An Intuitive Approach to Time-Series Clustering

1/06/2025 04:51:00 AM

An Intuitive Approach to Time-Series Clustering

We will use silhouette score and few distance metrics to perform experiments on time-series clustering while leveraging intuitive visualisations

Introduction

Let us look at below time-series:

These can be considered as four different periodic time-series with sin, cos, square and sawtooth waveforms

If we add random noise and distance from origin to shift the series along y axis and randomise these to make these almost indiscernible, it looks like below — now it’s very difficult to group the time-series columns into clusters:

Charts above are created using following script:

# Import necessary libraries
import os
import pandas as pd
import numpy as np

# Import random module with an alias 'rand'
import random as rand
from scipy import signal

# Import the matplotlib library for plotting
import matplotlib.pyplot as plt

# Generate an array 'x' ranging from 0 to 5*pi with a step of 0.1
x = np.arange(0, 5*np.pi, 0.1)

# Generate square, sawtooth, sin, and cos waves based on 'x'
y_square = signal.square(np.pi * x)
y_sawtooth = signal.sawtooth(np.pi * x)
y_sin = np.sin(x)
y_cos = np.cos(x)

# Create a DataFrame 'df_waves' to store the waveforms
df_waves = pd.DataFrame([x, y_sawtooth, y_square, y_sin, y_cos]).transpose()

# Rename the columns of the DataFrame for clarity
df_waves = df_waves.rename(columns={0: 'time',
                                    1: 'sawtooth',
                                    2: 'square',
                                    3: 'sin',
                                    4: 'cos'})

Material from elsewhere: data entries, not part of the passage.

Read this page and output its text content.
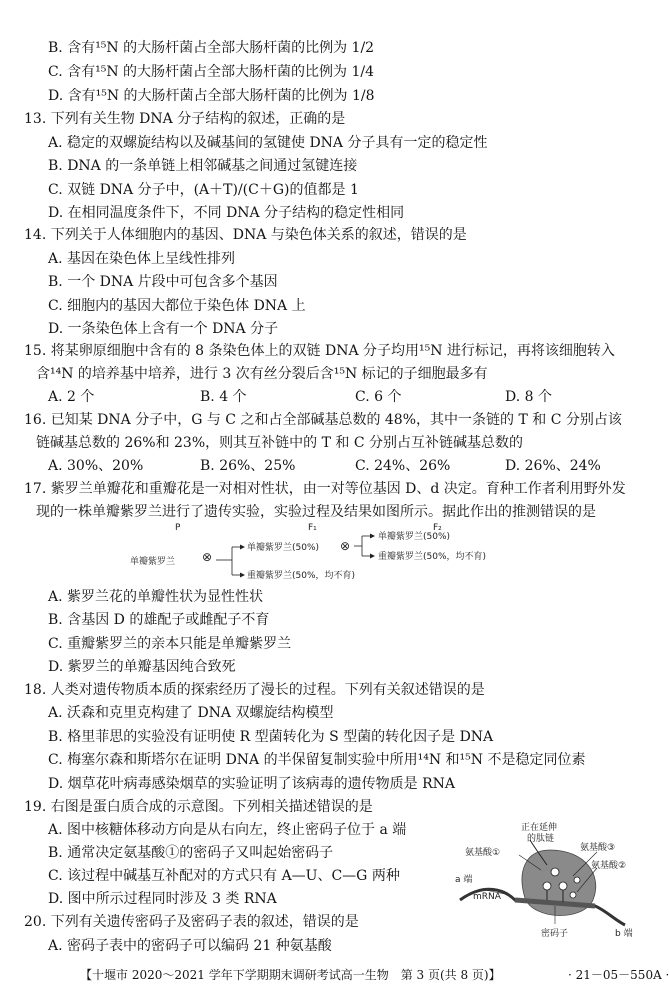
B. 含有¹⁵N 的大肠杆菌占全部大肠杆菌的比例为 1/2
C. 含有¹⁵N 的大肠杆菌占全部大肠杆菌的比例为 1/4
D. 含有¹⁵N 的大肠杆菌占全部大肠杆菌的比例为 1/8
13. 下列有关生物 DNA 分子结构的叙述，正确的是
A. 稳定的双螺旋结构以及碱基间的氢键使 DNA 分子具有一定的稳定性
B. DNA 的一条单链上相邻碱基之间通过氢键连接
C. 双链 DNA 分子中，(A＋T)/(C＋G)的值都是 1
D. 在相同温度条件下，不同 DNA 分子结构的稳定性相同
14. 下列关于人体细胞内的基因、DNA 与染色体关系的叙述，错误的是
A. 基因在染色体上呈线性排列
B. 一个 DNA 片段中可包含多个基因
C. 细胞内的基因大都位于染色体 DNA 上
D. 一条染色体上含有一个 DNA 分子
15. 将某卵原细胞中含有的 8 条染色体上的双链 DNA 分子均用¹⁵N 进行标记，再将该细胞转入
含¹⁴N 的培养基中培养，进行 3 次有丝分裂后含¹⁵N 标记的子细胞最多有
A. 2 个	B. 4 个	C. 6 个	D. 8 个
16. 已知某 DNA 分子中，G 与 C 之和占全部碱基总数的 48%，其中一条链的 T 和 C 分别占该
链碱基总数的 26%和 23%，则其互补链中的 T 和 C 分别占互补链碱基总数的
A. 30%、20%	B. 26%、25%	C. 24%、26%	D. 26%、24%
17. 紫罗兰单瓣花和重瓣花是一对相对性状，由一对等位基因 D、d 决定。育种工作者利用野外发
现的一株单瓣紫罗兰进行了遗传实验，实验过程及结果如图所示。据此作出的推测错误的是
P	F₁	F₂
单瓣紫罗兰 ⊗
单瓣紫罗兰(50%)
重瓣紫罗兰(50%，均不育)
⊗
单瓣紫罗兰(50%)
重瓣紫罗兰(50%，均不育)
A. 紫罗兰花的单瓣性状为显性性状
B. 含基因 D 的雄配子或雌配子不育
C. 重瓣紫罗兰的亲本只能是单瓣紫罗兰
D. 紫罗兰的单瓣基因纯合致死
18. 人类对遗传物质本质的探索经历了漫长的过程。下列有关叙述错误的是
A. 沃森和克里克构建了 DNA 双螺旋结构模型
B. 格里菲思的实验没有证明使 R 型菌转化为 S 型菌的转化因子是 DNA
C. 梅塞尔森和斯塔尔在证明 DNA 的半保留复制实验中所用¹⁴N 和¹⁵N 不是稳定同位素
D. 烟草花叶病毒感染烟草的实验证明了该病毒的遗传物质是 RNA
19. 右图是蛋白质合成的示意图。下列相关描述错误的是
A. 图中核糖体移动方向是从右向左，终止密码子位于 a 端
B. 通常决定氨基酸①的密码子又叫起始密码子
C. 该过程中碱基互补配对的方式只有 A—U、C—G 两种
D. 图中所示过程同时涉及 3 类 RNA
正在延伸
的肽链
氨基酸①	氨基酸③
氨基酸②
a 端
mRNA
b 端
密码子
20. 下列有关遗传密码子及密码子表的叙述，错误的是
A. 密码子表中的密码子可以编码 21 种氨基酸
【十堰市 2020～2021 学年下学期期末调研考试高一生物　第 3 页(共 8 页)】	· 21－05－550A ·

# Plot the original waveforms against time
df_waves.plot(x='time', legend=False)
plt.show()

# Add noise to the waveforms and plot them again
for col in df_waves.columns:
    if col != 'time':
        for i in range(1, 10):
            # Add noise to each waveform based on 'i' and a random value
            df_waves['{}_{}'.format(col, i)] = df_waves[col].apply(lambda x: x + i + rand.random() * 0.25 * i)

# Plot the waveforms with added noise against time
df_waves.plot(x='time', legend=False)
plt.show()

Problem statement

Now we need to decide the basis of our clustering. There could be two approaches:

We want to group waveforms which are closer to one group — lower euclidean distance waveforms will be clubbed together.
We want to group waveforms which look similar — they have similar shapes but euclidean distance might not be low

Distance metrics

Generally, we want to group the time-series based on the shapes (2) and for such a clustering — we might want to use distance metrics such as correlation which are more or less independent of linear shift of waveforms.

Lets check out the heatmaps of euclidean distance and correlation among the pairs of waveforms with noise defined above:

It’s difficult to group the waveforms using euclidean distance as we can see that pattern remains similar across any group of waveforms pair e.g. shape of correlation among square & cos is very similar to square and square except the diagonal elements

we can see that all the shapes can be easily clubbed together using correlation heat map — since similar waveforms have very high correlation (sin-sin pair) where as pairs such as sin & cos have almost zero correlations.

Silhouette Score

Analysing heat maps shown above and assigning groups based on the high correlation looks to be a good idea but how do we define the correlation threshold above which we should be grouping time-series. Looks like an iterative process, prone to inaccuracies and significant manual effort.

In such a scenario, we can utilise Silhouette score which assigns a score to the clustering performed. Our goal is to maximise the Silhouette score. How does Silhouette score work — although that might need a seperate discussion altogether — let’s review a high level definition

Silhouette Score Calculation: The silhouette score for a single data point is calculated by comparing its similarity to points in its own cluster (a measure called “a”) with its similarity to points in the nearest cluster that the point is not a part of (a measure called “b”). The silhouette score for that point is then given by (b — a) / max(a, b).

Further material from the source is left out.